Cancer is boring, ainsi se termine les aventures du docteur House. Une citation géniale, une dernière pour la route. Comme pas mal de séries avant elle, House restera connue davantage pour ce qu’elle a été plutôt que pour son final. Des bonnes idées en pagaille, mal utilisées pour la plupart et un happy end qui m’a frustré. Si une série grand public pouvait se terminer mal ou au moins de façon douce amère, c’était bien House. La production en a décidé autrement et aussi frustré que je puisse être, House et Wilson traçant la route tels Dennis Hopper et Peter Fonda, ça avait de la gueule.
Et ensuite me dirait vous ? Ça n’a pas beaucoup d’importance, autant partir sur une bonne note. Une série au fond ce n’est pas fait pour nous déprimer. Quoi que j’aurai bien voulu. Je fais partie de ses téléspectateurs qui restent marqué par un épisode s’il m’a scotché et j’aurai aimé être suivi par cet épisode durant des jours, j’y repenser encore et encore. Un peu triste, ça ne sera pas le cas.
Revenons sur ce qui fâche. Le final de House prend l’option de l’épisode déstructuré comme ce fut le cas à plusieurs reprises au cours de ses 8 saisons. Ce n’était peut être pas la meilleure idée. Le patient reste inachevé. Pourquoi House l’a t’il suivi ? Pourquoi est il tout à coup si important pour House ? Parce qu’il est un junkie comme lui ? Parce qu’il a du mal à accepter la future mort de Wilson ? Oui et alors ? L’histoire n’a pas de sens et encore moins le dernier comportement borderline de House qui n’a pas fait des flammes.

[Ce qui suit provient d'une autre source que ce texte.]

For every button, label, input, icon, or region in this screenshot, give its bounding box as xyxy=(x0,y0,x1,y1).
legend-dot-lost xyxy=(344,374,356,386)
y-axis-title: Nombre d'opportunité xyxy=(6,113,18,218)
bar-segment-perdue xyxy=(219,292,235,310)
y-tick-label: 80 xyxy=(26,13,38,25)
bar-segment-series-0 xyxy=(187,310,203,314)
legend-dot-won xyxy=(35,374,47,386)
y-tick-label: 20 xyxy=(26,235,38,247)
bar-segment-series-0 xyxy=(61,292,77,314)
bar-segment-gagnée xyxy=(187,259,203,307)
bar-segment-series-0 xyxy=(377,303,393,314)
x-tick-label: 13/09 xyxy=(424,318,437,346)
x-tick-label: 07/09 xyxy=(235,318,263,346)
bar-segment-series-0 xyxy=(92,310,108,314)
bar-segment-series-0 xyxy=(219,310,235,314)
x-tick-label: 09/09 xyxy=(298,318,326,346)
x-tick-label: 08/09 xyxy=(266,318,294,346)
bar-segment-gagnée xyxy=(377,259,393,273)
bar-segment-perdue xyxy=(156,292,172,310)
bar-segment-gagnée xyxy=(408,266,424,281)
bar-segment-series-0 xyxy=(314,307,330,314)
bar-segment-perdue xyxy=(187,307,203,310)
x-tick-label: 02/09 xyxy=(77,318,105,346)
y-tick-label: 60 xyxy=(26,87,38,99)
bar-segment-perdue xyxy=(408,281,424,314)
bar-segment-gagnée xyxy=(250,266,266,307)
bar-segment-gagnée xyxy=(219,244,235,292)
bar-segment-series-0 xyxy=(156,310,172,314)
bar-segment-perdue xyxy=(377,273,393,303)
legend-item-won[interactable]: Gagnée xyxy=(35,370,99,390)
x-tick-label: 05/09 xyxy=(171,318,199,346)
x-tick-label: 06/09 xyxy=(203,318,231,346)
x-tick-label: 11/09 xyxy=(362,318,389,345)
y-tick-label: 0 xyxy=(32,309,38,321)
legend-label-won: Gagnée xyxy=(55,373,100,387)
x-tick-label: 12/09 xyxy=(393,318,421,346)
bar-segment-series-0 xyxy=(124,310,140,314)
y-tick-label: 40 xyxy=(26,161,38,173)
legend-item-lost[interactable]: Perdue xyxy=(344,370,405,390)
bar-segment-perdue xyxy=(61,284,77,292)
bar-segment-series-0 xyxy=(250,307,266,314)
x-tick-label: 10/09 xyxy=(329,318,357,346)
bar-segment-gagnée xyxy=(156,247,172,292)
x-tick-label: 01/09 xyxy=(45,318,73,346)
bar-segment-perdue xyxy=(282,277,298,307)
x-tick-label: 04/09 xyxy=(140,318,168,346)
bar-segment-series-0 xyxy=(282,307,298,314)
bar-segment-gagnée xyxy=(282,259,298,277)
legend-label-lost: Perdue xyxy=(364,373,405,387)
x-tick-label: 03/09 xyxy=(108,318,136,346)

Les retours de Kutner, Amber et Cameron, je peux comprendre l’envie de revoir une dernière fois les personnages. Bien que ce n’était pas essentiel. Après une saison de Once upon a time, revoir Jennifer Morrison en Cameron m’a fait un choc. On ne dirait pas la même actrice et si j’aimais pas le premier supporter du personnage, ça m’a fait plaisir. Mais remplacer Cuddy par Stacy s’apparente pour moi à une trahison. Ok, il y avait les contraintes des scénaristes. Lisa Edelstein ne désirait pas revenir, blablabla. Il suffisait de filmer une actrice de dos avec une perruque et on aurait compris. Notez, ils l’ont bien fait pour la seconde femme de Taub alors pourquoi pas immortaliser Cuddy une dernière fois, au moins lors des funérailles de House ? Ce dernier pied de nez du doc trompant la mort était amusant. Bien que trop prévisible. House ne pouvait disparaître comme ça, sans panache.
Au final, que retenir de la dernière saison ? J’ai envie de dire rien. Une année pantoufles, sans prise de risque. House aura tout vécu pas mal d’aventures, y compris celle de trop. Seul le cancer de Wilson a apporté une lueur dans les ténèbres (un comble) et on n’a pas osé aller au bout de l’idée. House sorti de prison, sur la tombe de son meilleur ami pour un ultime « Sorry, Wilson », ça aurait pu être une meilleure image de fin. Trop sombre, oui. Et ça m’aurait plu.
Quoi qu’il en soit, House restera un personnage unique, hors norme, une icône de la télévision. Insolent, rebelle jusqu’à la dernière seconde et c’est de cela dont je veux me souvenir. Goodbye asshole.